Solve for $l$
I tried to solve this for $l$ with trigonometry, but I stopped at $l^2+4-2l\cdot \cos(x)=16, l^2 + 4 +2l\cdot \sin(x)=25$, where $x$ is the angle of the left triangle between 4 and $l$.
So I've tried with Heron's, and got stuck with some square roots…

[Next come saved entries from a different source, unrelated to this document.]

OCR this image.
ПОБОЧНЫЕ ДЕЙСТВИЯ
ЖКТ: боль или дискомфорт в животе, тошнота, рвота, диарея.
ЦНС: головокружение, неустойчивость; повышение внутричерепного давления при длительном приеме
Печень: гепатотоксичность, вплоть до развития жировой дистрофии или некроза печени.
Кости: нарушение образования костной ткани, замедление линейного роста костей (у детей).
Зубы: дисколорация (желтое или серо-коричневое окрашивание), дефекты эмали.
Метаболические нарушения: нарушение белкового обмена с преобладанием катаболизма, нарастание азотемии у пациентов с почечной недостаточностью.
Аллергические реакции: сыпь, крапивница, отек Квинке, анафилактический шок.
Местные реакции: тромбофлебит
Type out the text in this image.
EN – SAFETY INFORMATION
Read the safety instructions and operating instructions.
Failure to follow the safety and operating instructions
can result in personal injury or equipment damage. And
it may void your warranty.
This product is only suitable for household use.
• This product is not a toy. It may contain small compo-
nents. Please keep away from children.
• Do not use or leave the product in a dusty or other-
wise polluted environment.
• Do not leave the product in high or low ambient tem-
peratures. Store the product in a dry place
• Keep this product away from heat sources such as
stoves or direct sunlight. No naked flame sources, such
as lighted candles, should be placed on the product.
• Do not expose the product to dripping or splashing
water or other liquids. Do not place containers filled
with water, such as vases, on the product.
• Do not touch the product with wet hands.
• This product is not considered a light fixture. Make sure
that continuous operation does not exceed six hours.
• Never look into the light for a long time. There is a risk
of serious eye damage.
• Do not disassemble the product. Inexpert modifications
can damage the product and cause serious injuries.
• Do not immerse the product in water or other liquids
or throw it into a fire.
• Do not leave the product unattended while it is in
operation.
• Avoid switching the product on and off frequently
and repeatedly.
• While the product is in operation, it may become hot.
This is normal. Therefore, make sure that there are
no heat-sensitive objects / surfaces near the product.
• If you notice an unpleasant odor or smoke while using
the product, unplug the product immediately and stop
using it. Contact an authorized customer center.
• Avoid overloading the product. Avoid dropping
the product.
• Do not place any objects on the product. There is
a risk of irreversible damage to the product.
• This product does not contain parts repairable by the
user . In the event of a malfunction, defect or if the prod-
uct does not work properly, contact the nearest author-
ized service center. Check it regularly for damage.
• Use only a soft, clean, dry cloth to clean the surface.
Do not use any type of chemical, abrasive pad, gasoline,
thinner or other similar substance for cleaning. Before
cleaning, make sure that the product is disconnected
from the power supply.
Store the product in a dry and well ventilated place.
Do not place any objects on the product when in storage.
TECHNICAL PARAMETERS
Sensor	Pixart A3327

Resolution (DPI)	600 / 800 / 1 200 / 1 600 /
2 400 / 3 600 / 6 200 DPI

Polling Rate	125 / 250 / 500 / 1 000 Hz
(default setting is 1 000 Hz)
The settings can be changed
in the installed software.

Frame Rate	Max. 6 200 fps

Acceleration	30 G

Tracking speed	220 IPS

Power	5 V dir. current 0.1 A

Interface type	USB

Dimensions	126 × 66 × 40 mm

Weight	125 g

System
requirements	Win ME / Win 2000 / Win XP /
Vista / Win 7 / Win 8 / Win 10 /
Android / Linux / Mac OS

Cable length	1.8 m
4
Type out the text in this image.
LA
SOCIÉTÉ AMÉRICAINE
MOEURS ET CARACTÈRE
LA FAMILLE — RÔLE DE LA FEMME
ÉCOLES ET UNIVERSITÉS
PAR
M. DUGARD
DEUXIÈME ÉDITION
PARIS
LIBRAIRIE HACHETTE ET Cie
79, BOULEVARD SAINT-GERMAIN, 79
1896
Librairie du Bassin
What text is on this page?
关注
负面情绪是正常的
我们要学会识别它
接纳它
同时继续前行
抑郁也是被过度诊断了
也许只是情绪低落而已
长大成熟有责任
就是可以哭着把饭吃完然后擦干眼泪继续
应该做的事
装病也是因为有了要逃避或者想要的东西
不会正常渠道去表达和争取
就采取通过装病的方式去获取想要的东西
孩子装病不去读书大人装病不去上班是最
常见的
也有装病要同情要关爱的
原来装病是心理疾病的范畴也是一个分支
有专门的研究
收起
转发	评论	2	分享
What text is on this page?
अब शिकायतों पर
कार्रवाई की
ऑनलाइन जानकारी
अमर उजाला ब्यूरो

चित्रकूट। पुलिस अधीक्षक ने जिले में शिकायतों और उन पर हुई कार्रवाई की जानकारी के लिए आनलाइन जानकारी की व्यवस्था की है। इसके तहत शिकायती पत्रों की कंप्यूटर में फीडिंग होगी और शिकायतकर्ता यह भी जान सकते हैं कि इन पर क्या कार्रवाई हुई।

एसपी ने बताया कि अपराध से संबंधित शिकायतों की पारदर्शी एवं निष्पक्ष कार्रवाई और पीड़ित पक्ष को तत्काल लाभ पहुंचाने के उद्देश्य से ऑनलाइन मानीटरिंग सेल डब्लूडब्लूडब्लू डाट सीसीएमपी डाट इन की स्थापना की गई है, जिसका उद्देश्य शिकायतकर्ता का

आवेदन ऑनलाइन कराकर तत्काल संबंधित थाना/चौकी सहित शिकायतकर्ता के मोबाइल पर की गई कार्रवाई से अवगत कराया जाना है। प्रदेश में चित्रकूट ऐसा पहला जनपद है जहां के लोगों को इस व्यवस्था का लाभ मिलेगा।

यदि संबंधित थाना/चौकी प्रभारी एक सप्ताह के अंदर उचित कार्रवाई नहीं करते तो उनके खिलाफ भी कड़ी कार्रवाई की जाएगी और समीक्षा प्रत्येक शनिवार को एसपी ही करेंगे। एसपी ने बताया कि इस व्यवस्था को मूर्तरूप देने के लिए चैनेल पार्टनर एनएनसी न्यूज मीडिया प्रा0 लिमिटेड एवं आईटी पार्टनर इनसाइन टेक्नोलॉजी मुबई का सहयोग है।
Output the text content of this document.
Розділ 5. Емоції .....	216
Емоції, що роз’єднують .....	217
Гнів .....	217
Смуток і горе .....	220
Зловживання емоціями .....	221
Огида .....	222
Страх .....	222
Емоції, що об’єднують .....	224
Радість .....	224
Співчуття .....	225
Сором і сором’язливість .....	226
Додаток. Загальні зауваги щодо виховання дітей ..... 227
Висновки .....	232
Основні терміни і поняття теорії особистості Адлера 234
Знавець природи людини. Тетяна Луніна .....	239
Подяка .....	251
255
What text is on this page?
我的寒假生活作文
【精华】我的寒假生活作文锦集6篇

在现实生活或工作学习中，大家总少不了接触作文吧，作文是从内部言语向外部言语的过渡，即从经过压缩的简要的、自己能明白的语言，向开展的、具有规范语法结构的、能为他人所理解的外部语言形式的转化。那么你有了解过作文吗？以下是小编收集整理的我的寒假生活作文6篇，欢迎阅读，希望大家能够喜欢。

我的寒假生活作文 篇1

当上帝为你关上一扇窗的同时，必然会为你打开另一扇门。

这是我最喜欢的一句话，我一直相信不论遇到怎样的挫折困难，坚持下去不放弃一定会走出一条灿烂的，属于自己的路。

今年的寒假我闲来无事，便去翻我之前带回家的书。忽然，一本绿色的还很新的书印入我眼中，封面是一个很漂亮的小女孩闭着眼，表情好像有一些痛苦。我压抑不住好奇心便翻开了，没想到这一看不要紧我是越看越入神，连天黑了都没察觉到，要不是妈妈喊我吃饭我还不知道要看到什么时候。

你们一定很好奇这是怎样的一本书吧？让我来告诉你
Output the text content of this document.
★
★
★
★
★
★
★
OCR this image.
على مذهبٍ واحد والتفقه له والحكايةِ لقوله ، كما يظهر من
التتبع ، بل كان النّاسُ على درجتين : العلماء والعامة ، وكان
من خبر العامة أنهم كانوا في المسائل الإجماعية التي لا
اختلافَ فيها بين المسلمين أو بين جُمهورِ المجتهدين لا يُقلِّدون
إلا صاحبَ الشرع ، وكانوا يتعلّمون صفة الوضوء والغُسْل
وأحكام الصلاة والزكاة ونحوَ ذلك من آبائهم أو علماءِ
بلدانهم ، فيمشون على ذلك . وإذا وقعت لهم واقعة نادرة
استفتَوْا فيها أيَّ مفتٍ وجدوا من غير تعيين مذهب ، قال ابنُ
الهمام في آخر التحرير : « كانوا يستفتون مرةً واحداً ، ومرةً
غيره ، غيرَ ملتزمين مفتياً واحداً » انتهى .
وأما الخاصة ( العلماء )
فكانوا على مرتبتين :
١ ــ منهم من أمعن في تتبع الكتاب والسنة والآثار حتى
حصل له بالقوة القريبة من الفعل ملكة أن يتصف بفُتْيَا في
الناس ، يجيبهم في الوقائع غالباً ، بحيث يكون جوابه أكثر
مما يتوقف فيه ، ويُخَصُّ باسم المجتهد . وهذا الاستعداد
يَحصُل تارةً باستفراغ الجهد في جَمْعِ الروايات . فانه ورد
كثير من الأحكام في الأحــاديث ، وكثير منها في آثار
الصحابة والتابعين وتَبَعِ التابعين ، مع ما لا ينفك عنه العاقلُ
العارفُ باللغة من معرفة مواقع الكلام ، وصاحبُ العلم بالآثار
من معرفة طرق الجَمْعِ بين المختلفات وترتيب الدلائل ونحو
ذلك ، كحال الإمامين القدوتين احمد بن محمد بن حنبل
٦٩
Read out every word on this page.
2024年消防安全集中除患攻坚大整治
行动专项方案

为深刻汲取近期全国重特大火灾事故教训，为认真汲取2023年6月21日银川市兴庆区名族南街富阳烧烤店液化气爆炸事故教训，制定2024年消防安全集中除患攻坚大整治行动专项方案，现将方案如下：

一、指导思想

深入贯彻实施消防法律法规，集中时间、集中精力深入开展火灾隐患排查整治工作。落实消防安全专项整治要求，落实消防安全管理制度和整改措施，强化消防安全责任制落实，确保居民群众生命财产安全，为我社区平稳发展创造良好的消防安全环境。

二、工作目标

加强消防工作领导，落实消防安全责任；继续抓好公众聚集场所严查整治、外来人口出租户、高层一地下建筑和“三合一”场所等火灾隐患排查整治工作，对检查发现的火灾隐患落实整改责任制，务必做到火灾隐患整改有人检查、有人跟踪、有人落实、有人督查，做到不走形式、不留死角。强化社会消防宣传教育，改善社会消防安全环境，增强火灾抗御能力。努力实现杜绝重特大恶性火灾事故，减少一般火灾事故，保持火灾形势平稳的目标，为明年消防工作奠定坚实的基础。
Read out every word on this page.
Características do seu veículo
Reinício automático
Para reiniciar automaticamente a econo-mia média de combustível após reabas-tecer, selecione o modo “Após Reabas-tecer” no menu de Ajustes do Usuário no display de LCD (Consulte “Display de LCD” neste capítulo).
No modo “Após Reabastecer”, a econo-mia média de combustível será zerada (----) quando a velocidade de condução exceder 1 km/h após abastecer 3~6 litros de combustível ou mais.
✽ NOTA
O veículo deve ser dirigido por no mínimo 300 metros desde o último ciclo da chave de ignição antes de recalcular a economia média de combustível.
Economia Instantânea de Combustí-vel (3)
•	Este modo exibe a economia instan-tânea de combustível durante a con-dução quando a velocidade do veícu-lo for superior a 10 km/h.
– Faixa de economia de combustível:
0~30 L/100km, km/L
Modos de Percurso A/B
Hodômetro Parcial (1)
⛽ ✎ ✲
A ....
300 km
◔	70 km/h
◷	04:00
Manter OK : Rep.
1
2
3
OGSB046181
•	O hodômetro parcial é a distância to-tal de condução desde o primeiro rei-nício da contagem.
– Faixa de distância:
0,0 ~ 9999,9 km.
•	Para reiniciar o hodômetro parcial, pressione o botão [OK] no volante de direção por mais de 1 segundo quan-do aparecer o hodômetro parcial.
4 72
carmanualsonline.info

According to WolframAlpha, the answer must be something around 3.71374
Any ideas?
——SOLVED———-
Okay, so, thanks to Narasimham I've seen that I took cosine formula wrong, and thanks to cosmo5 I've been able to solve it, here's the solution:
Start with cosine formula
\begin{matrix}
5^2 & = & l^2+4-2\cdot2\cdot l\cdot \cos(270^\circ – \alpha))\\
4^2 & = & l^2+4-2\cdot2\cdot l \cdot \cos(\alpha)
\end{matrix}
Rearrange teh two equation
\begin{matrix}
441-42l^2+l^4 & = &16l^2\cdot\sin^2(\alpha))\\
144-24l^2+l^4 & = &16l^2 \cdot \cos^2(\alpha)
\end{matrix}
find this quadratic formula
\begin{matrix}
585-66l^2+2l^4=16l^2
\end{matrix}
and then found this solutions
\begin{matrix}
+\sqrt{\dfrac{41+\sqrt{511}}{2}}\\
+\sqrt{\dfrac{41-\sqrt{511}}{2}}\\
-\sqrt{\dfrac{41+\sqrt{511}}{2}}\\
-\sqrt{\dfrac{41-\sqrt{511}}{2}}
\end{matrix}
Then, discart the negative ones
\begin{matrix}
\sqrt{\dfrac{41+\sqrt{511}}{2}}\\
\sqrt{\dfrac{41-\sqrt{511}}{2}}
\end{matrix}
Best Answer
Rearrange the two equations as $$l^2-12=2l\cos x \quad , \quad l^2-21=-2l\sin x$$
On squaring both and adding, $x$ is eliminated, $$(l^2-12)^2+(l^2-21)^2=(2l)^2$$ $$\Rightarrow 2(l^2)^2-70l^2+585=0$$
and a quadratic in $l^2$ is obtained. Its value can be computed using the quadratic formula.
To compute $l$, remember to take the square root of $l^2$. WA confirms $l=3.71374$.